Andrea Mott plays the violin for an Indianapolis orchestra—and shares her talents with students in the city’s public school system.

When Andrea Mott was studying for her accounting degree at Indiana University, she would often walk through the halls of the university’s renowned school of music, listening to the tones of strings, woodwinds, brass, and percussion emanating from the rooms.

For Mott, being surrounded by music was where she felt most at home.

Mott, coordinator of financial operations for Indiana University Health in Indianapolis, began studying violin in third grade, when the public school she attended in Indianapolis began to expose the students to strings. She loved the experience so much that she arranged to pay $5 a lesson for private sessions with her elementary school music teacher once in high school. “Knowing that my teacher was willing to work with me for that amount really motivated me to make her proud,” Mott says. “I learned the value of a mentor at a young age.”

Mott purchased her first violin at a garage sale when she was in high school. It cost $100—a lot of money for Mott, whose family struggled to make ends meet—but the quality was exceptional. Back then, having music to focus on was largely what kept her in school, she says. “I was an inner-city kid, and I hung out with the wrong crowd. When my friends dropped out of school, music was the only defining characteristic I had left,” Mott remembers. 

Mott concentrated on her music, gaining the confidence to try out for the Indianapolis Philharmonic, a volunteer group of musicians that performs five subscription concerts a year along with free summer park concerts. She performed with the Philharmonic her senior year of high school, where she benefited not only from the chance to hone her technique under the guidance of more experienced, highly skilled musicians, but also from the real-life lessons being a musician taught her. 

“Everything you learn in music can be applied to life, such as the importance of discipline and teamwork,” Mott says. “As a musician, you also learn that it’s OK to make mistakes. Nobody’s perfect. When you make a mistake during a performance, you learn to let it go and keep moving forward. You also learn the dynamics of collaboration: We’re all here to support each other. These are valuable skills for any profession.”

As much as she loved music, Mott devoted her studies to accounting in college. “Back in high school, I knew I had to support myself after I graduated from college, no matter what, so accounting sounded like a much more stable choice for me, professionally, than music,” she says. “I also had a passion for accounting that stemmed from a course I took in high school. I was fascinated that there was always a right and wrong answer in accounting: Debits always have to equal credits. I had never been exposed to a world that was so absolute.”

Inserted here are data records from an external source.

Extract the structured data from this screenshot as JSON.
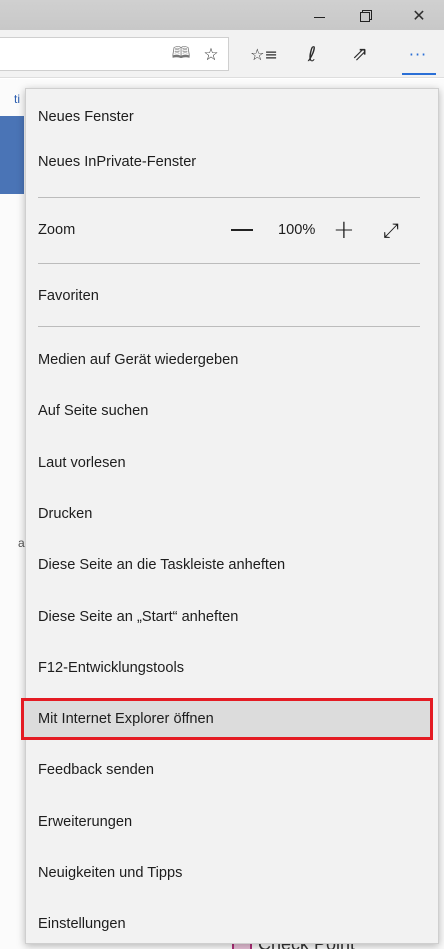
{
  "window": {
    "minimize_glyph": "–",
    "close_glyph": "✕"
  },
  "toolbar": {
    "reading_view_icon": "book-open-icon",
    "reading_view_glyph": "🕮",
    "favorite_glyph": "☆",
    "favorites_hub_glyph": "☆≡",
    "notes_glyph": "ℓ",
    "share_glyph": "⇗",
    "more_glyph": "···"
  },
  "page_behind": {
    "peek_text_top": "ti",
    "peek_text_mid": "a",
    "brand_text": "Check Point"
  },
  "menu": {
    "new_window": "Neues Fenster",
    "new_inprivate": "Neues InPrivate-Fenster",
    "zoom": {
      "label": "Zoom",
      "minus_glyph": "—",
      "value": "100%",
      "plus_glyph": "+",
      "fullscreen_glyph": "⤢"
    },
    "favorites": "Favoriten",
    "items": [
      {
        "id": "cast",
        "label": "Medien auf Gerät wiedergeben"
      },
      {
        "id": "find",
        "label": "Auf Seite suchen"
      },
      {
        "id": "read-aloud",
        "label": "Laut vorlesen"
      },
      {
        "id": "print",
        "label": "Drucken"
      },
      {
        "id": "pin-taskbar",
        "label": "Diese Seite an die Taskleiste anheften"
      },
      {
        "id": "pin-start",
        "label": "Diese Seite an „Start“ anheften"
      },
      {
        "id": "devtools",
        "label": "F12-Entwicklungstools"
      },
      {
        "id": "open-ie",
        "label": "Mit Internet Explorer öffnen",
        "highlighted": true
      },
      {
        "id": "feedback",
        "label": "Feedback senden"
      },
      {
        "id": "extensions",
        "label": "Erweiterungen"
      },
      {
        "id": "news-tips",
        "label": "Neuigkeiten und Tipps"
      },
      {
        "id": "settings",
        "label": "Einstellungen"
      }
    ]
  },
  "colors": {
    "highlight_border": "#e41b23",
    "accent": "#2a6fd6",
    "menu_bg": "#f2f2f2"
  }
}
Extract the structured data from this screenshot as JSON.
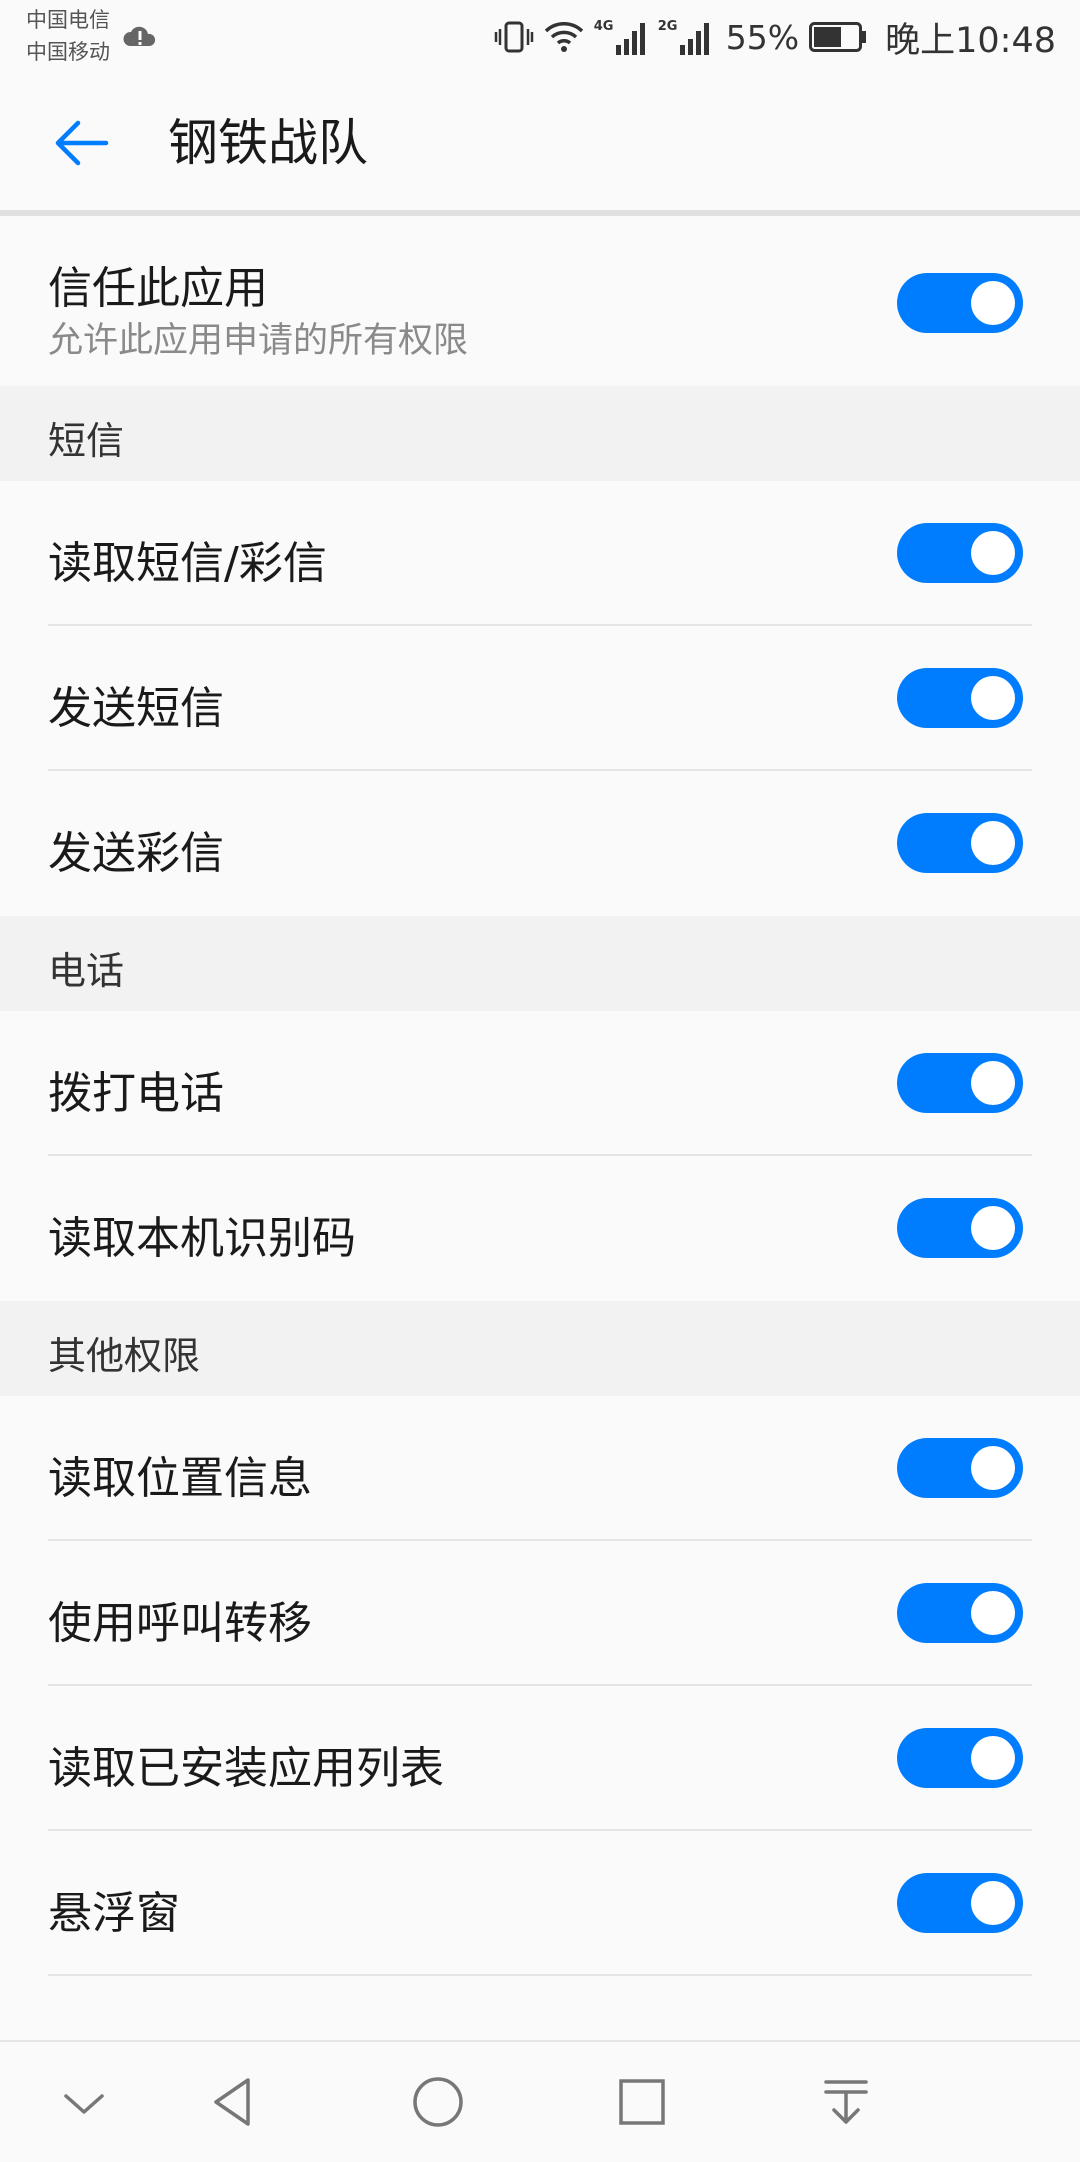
{
  "status_bar": {
    "carrier1": "中国电信",
    "carrier2": "中国移动",
    "net1": "4G",
    "net2": "2G",
    "battery_pct": "55%",
    "time": "晚上10:48"
  },
  "app_bar": {
    "title": "钢铁战队"
  },
  "trust": {
    "label": "信任此应用",
    "sub": "允许此应用申请的所有权限",
    "on": true
  },
  "sections": [
    {
      "title": "短信",
      "items": [
        {
          "label": "读取短信/彩信",
          "on": true
        },
        {
          "label": "发送短信",
          "on": true
        },
        {
          "label": "发送彩信",
          "on": true
        }
      ]
    },
    {
      "title": "电话",
      "items": [
        {
          "label": "拨打电话",
          "on": true
        },
        {
          "label": "读取本机识别码",
          "on": true
        }
      ]
    },
    {
      "title": "其他权限",
      "items": [
        {
          "label": "读取位置信息",
          "on": true
        },
        {
          "label": "使用呼叫转移",
          "on": true
        },
        {
          "label": "读取已安装应用列表",
          "on": true
        },
        {
          "label": "悬浮窗",
          "on": true
        }
      ]
    }
  ],
  "colors": {
    "accent": "#007dff",
    "background": "#fafafa",
    "section_bg": "#f2f2f2"
  },
  "icons": [
    "cloud-alert-icon",
    "vibrate-icon",
    "wifi-icon",
    "signal-icon",
    "battery-icon",
    "back-arrow-icon",
    "nav-collapse-icon",
    "nav-back-icon",
    "nav-home-icon",
    "nav-recents-icon",
    "nav-notification-icon"
  ]
}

But she never forgot her experience with the Indianapolis Philharmonic. “To know that there are adults who continue to play and serve that piece of their heart, but who also have full-time jobs, really inspired me,” Mott says. For 23 years, she has blended her love of performing with the Philharmonic with her passion for healthcare finance, even as she has taken on leadership roles in finance and returned to school for her MBA. 

The Philharmonic also sponsors the symphonic praise choir in Indianapolis, a group that has 90 volunteer choir members, primarily from inner-city churches—and a passion for gospel music so extraordinary that Mott is often overcome with emotion during the group’s performances. “Playing with this group gives me goosebumps,” she says. “I cry during the performances, to the point I can’t see my music—and it’s awesome.”

Much of what Mott loves about her work with the Indianapolis Philharmonic and the symphonic praise choir is the ability to give back to her community, particularly public students in Indianapolis, where budget cuts have had a significant impact on fine arts programs. “We’re big on education and on keeping music alive in the public school system—and that’s a struggle,” Mott says. For example, the Philharmonic sponsors tuition-free “Strings & Jazzy Things” camps where schoolchildren learn jazz, scales, improvisation, and more. The Philharmonic also performs alongside high school orchestras, to give younger musicians the opportunity to showcase their skills in a larger venue and to learn from older musicians with greater skill.

Mott also works with high school students in the community and provides support not only as they grow in their music skills, but also as they graduate high school and even while they attend college, no matter what discipline they decide to pursue. “For these students, getting into college is a huge accomplishment, and then keeping them motivated once they get there—that’s the hard part,” she says.

Members of the all-volunteer Philharmonic must audition for a spot in the orchestra. Like Mott, they are driven by a desire to serve their communities by holding events that expose people to live, classical performances—often for the first time—and that promote a love of learning and of music. Each performer receives four free tickets per performance to share with people in the community; Mott often shares hers with the families of patients whom she has come to know in her work at Indiana University Health, with students, and even with checkout staff at local stores. During performances, it’s not uncommon to see members of the audience dancing to the music or clapping with abandon in response to a piece that has touched their hearts—a feeling Mott can relate to all too well.

“When I hear something on the radio that I’ve played before, I recall that specific time in my life, my favorite passages, the people I played with,” Mott says. “These musicians have become my lifelong friends and cohorts. There’s such a sense of community within these groups. We’re all learning and growing together.”

Andrea Mott, a member of HFMA’s Indiana Pressler Memorial Chapter, is a talented violinist who shares her musical gift with her community.